The Minister said that this issue is a very high priority. That report was six years ago. When did it become a high priority and what have the Government done in those six years?
My Lords, the noble and learned Lord knows that it is a high priority, because this is one of the issues that both the Law Commission and the Nuffield Foundation are looking at. We have also looked at the sharia review. As I have said, our position is that we want to make sure that people are properly protected, though I would suggest that it is as much a matter of education as it is of legislation.
My Lords, numerous independent reports, including those commissioned by the Government, have confirmed that some sharia councils embed discrimination against women, including against those women who use sharia council services on matters of marriage and divorce. Given that countless women are suffering as a result, may I press my noble friend the Minister for an assurance that we will see government legislation sooner rather than later?
My Lords, people may choose to abide by the interpretation and application of sharia principles if they wish to do so—that is a matter of religious freedom—provided that their actions do not conflict with the national law. But, importantly, all individuals retain the right to seek a remedy through the English courts in the event of a dispute. For these purposes, the law of England and Wales in relation to the inheritance of property will prevail. We are looking at legislation, and I will of course update the House and my noble friend as and when we reach a decision.
My Lords, does the Minister agree with the words of a Christian hymn that
“New occasions teach new duties; Time makes ancient good uncouth”,
and that religion and religious teachings should be interpreted in the context of today’s times and the recognition of full gender equality? Does he agree that the Government’s continuing reluctance to stand up for the rights of Muslim women and girls is not only a betrayal of government responsibility but an insult to the fair name of Islam?

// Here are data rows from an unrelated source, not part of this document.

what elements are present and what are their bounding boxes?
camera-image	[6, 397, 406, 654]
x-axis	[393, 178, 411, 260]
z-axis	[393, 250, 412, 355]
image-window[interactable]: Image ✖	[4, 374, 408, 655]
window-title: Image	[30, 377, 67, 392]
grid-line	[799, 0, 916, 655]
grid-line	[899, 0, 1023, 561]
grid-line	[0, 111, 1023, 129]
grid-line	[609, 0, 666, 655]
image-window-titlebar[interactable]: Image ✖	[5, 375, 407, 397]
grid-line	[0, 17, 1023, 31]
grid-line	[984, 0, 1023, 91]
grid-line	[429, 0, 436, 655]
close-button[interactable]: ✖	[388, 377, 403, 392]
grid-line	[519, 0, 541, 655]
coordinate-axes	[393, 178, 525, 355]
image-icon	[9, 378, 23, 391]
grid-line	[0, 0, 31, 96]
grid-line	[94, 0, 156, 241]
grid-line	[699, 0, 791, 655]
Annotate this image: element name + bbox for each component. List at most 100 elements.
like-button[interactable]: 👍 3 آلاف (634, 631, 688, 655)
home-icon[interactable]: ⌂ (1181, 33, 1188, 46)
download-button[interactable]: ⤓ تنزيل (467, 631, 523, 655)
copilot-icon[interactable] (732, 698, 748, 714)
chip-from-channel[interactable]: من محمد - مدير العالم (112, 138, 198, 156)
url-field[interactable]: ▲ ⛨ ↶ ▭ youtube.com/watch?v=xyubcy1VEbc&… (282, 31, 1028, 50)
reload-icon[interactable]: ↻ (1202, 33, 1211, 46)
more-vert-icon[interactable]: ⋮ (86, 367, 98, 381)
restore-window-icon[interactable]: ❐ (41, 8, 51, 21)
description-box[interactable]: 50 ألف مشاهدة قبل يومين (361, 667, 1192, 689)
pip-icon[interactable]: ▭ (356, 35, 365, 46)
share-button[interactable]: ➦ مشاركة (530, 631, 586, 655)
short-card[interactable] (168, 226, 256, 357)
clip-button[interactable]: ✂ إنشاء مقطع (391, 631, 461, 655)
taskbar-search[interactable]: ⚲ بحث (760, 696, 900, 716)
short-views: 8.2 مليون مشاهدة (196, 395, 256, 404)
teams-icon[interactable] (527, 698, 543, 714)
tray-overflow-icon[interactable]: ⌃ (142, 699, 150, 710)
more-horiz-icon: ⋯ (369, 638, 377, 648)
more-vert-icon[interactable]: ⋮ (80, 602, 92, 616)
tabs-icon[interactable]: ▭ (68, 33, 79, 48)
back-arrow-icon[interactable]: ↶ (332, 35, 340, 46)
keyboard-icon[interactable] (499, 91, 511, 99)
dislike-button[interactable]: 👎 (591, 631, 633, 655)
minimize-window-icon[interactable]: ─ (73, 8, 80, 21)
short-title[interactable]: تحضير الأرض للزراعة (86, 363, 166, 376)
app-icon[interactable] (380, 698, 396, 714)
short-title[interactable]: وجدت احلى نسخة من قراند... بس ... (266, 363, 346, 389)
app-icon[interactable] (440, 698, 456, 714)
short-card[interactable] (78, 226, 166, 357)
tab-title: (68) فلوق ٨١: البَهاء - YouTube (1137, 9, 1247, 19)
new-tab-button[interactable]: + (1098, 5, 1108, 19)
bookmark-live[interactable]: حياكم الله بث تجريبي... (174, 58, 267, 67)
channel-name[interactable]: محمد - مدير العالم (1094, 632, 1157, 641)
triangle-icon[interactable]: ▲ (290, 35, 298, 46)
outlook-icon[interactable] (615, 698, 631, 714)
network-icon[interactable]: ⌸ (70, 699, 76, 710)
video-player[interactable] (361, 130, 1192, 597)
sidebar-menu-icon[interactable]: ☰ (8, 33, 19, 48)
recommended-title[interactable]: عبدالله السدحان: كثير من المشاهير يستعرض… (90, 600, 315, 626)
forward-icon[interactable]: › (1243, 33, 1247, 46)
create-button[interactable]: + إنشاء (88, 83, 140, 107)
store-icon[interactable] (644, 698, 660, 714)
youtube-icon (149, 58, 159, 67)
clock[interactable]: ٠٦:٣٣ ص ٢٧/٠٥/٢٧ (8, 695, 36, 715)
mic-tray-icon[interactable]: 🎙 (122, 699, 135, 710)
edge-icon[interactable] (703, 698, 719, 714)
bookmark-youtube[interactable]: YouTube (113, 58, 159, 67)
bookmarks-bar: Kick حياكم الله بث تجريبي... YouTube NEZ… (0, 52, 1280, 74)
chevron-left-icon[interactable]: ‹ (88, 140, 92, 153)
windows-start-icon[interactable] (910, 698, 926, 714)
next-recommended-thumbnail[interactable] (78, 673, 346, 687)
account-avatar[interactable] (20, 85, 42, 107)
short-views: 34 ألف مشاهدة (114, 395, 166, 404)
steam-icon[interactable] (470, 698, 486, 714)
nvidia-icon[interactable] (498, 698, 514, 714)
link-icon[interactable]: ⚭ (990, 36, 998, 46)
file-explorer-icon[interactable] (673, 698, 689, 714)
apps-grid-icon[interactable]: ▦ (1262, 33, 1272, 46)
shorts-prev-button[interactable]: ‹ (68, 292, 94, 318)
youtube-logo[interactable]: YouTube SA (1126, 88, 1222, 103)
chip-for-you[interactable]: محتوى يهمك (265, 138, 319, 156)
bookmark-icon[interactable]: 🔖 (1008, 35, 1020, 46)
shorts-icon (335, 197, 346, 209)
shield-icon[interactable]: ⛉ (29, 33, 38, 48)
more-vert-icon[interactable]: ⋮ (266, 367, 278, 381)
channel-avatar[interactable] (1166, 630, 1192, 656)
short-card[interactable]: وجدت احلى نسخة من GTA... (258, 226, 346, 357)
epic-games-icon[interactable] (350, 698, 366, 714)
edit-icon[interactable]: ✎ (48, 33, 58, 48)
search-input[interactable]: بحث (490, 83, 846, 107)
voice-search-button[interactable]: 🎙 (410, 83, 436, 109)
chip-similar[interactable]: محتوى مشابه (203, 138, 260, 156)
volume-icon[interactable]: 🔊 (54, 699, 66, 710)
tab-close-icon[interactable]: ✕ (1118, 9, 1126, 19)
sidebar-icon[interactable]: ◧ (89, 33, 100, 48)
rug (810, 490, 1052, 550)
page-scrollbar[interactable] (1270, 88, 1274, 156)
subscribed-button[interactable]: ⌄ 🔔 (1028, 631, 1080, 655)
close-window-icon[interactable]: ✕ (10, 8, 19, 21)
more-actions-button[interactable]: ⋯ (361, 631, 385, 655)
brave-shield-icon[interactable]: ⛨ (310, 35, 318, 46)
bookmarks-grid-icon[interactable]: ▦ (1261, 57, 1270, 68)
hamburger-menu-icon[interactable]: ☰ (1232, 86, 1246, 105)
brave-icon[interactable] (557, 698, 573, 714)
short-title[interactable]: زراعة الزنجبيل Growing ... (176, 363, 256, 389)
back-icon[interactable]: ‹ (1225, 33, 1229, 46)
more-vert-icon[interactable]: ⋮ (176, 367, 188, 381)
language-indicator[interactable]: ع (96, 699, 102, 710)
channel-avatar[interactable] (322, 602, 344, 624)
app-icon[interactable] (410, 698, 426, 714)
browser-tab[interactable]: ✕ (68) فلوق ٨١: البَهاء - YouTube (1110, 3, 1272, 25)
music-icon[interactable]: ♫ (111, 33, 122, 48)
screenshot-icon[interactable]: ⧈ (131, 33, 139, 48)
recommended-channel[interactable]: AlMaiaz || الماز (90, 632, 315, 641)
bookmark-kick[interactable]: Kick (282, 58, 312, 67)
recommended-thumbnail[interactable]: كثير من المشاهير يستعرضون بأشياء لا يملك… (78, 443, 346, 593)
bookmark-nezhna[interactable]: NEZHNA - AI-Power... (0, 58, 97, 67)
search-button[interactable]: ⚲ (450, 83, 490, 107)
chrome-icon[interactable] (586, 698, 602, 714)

My Lords, I think the theological point put to me will take an answer that is probably longer than the allotted time, but I am happy to consider it further. However, I reject the proposition that we are not concerned about the rights of Muslim women and girls. The history of the work in this area, whether on forced marriage or indeed the matters we are discussing this afternoon, would indicate the opposite.
My Lords, I do not think anybody could dispute my noble friend’s personal commitment, but this is taking a very long time. Can he tell the House what line the Government will take on the Private Member’s Bill from the other place which suggests that the minimum age for marriage should be 18?
My Lords, I think my noble friend will have seen my letter to various groups on that point. Marriage at 16 and 17 has the significant risk of people being forced into marriages and their life chances reducing. Therefore, my noble friend can take it from me that we will be looking very carefully at the Bill introduced by the Member for Bromsgrove, who now appears to be otherwise occupied.
My Lords, I am sure the Minister believes that there should be equality among religions in relation to divorce, and that the law should bring justice to women who are mistreated by religious husbands and religious courts. So will he ensure changes to the Matrimonial Causes Act 1973, so that the court can refuse to finalise a civil divorce until an Islamic religious divorce has been obtained, if unfair pressure is being used in the religious proceedings? This would bring Islamic divorce in line with the Jewish get.
My Lords, the premise behind the question of the noble Baroness is that the bars to effective relief are the same in Judaism and Islam, but that is not in fact the case. As I understand it, it is significantly easier for a woman to obtain a divorce in Islam than it is for a woman to facilitate or obtain a divorce in Orthodox Judaism. Therefore, the Act that the noble Baroness refers to—I believe it is Section 10A—would not have the same advantageous effect in Islamic marriages as it does in Orthodox Jewish marriages.
My Lords, the time allowed for this Question has elapsed.